We also did canning at Grandma’s house, especially when they lived in the big old Victorian home in the orchard. At cherry picking season, family gathered from near and far, and the cousins got to sleep in bunk beds out on the big wrap-around porch.  Grandma and Grandpa still had a wood stove, and we liked to watch Grandpa chop the wood and get the fire going.

But my most exciting canning memory is from when we’d go to do our canning at the Summerland community cannery.  I suppose it may have been a commercial cannery at one time; certainly there were huge old commercial-sized stoves and vats.  Many families gathered there together, and everyone pitched in.  Cherries were brought into the cannery in large flats rather than the smaller boxes or pails of cherries that we’d can at home.  In my memory, the equipment was huge, and the long room was like an enormous barn, with dark distant ceilings, and full of steam and loud clattering noises along with friendly laughter and chatting.

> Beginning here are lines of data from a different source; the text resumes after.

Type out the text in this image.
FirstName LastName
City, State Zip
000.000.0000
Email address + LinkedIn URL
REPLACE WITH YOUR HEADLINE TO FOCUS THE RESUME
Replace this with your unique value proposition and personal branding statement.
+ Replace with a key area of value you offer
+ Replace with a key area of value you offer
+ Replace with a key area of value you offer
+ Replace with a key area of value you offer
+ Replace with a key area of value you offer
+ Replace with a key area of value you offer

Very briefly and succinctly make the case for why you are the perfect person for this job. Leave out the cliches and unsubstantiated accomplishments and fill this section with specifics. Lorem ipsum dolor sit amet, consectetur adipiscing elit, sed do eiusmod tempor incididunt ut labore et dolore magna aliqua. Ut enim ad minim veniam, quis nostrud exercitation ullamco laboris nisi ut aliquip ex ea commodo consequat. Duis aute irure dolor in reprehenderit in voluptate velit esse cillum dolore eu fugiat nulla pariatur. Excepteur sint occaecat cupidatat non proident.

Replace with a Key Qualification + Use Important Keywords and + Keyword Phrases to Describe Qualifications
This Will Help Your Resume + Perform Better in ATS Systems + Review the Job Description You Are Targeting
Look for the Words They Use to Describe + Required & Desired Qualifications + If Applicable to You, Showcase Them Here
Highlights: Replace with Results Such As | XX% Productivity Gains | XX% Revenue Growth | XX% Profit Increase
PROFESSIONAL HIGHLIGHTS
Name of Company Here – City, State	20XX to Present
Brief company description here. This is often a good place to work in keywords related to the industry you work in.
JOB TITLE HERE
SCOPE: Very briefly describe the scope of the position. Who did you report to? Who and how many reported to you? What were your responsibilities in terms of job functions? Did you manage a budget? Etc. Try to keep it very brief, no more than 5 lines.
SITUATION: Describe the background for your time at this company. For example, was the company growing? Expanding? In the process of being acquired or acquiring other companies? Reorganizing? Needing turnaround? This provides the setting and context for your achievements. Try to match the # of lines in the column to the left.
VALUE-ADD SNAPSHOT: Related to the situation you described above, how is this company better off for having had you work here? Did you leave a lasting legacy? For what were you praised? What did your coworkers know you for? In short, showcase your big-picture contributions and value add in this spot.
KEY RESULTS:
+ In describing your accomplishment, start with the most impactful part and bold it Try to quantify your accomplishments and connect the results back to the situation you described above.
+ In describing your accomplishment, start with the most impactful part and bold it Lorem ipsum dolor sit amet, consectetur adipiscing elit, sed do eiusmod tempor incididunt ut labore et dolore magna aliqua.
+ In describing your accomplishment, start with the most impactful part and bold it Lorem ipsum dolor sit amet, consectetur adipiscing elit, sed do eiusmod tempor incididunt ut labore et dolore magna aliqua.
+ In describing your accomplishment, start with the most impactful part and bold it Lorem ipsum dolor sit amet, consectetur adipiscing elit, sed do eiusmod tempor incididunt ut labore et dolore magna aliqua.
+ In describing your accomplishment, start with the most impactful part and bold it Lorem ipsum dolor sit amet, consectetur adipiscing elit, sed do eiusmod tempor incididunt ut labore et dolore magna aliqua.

The men did the heavy lifting and heated up the big stoves.  The smaller children had a wonderful time playing together outside.  I was still pretty young in the community cannery days, but I was old enough, perhaps six or seven, to take a turn helping the women out.  It was my chore to sort  the cherries and load them into jars.

I think that at the community cannery we usually canned in jars, yet it seems to me that we may also have canned in tins.  I have memories of tinned fruit in the cool room, which I thought was far fancier than fruit in jars.  And after some of the old canneries closed down, I remember that for years we had boxes full of colourful left-over fruit tin labels at home which we used for scrap note-paper.

Nowadays it seems that canning, like a lot of other old-time skills, is fading from the picture for many folks.  Seems like a shame, not only because canning is a good way to economically preserve summer’s bounty for the long cold winter months, but also because canning, like so many other old-time skills, is best done together as a family and as a community.  And when we lose those kinds of communal events, we are losing so much of what is vital in life.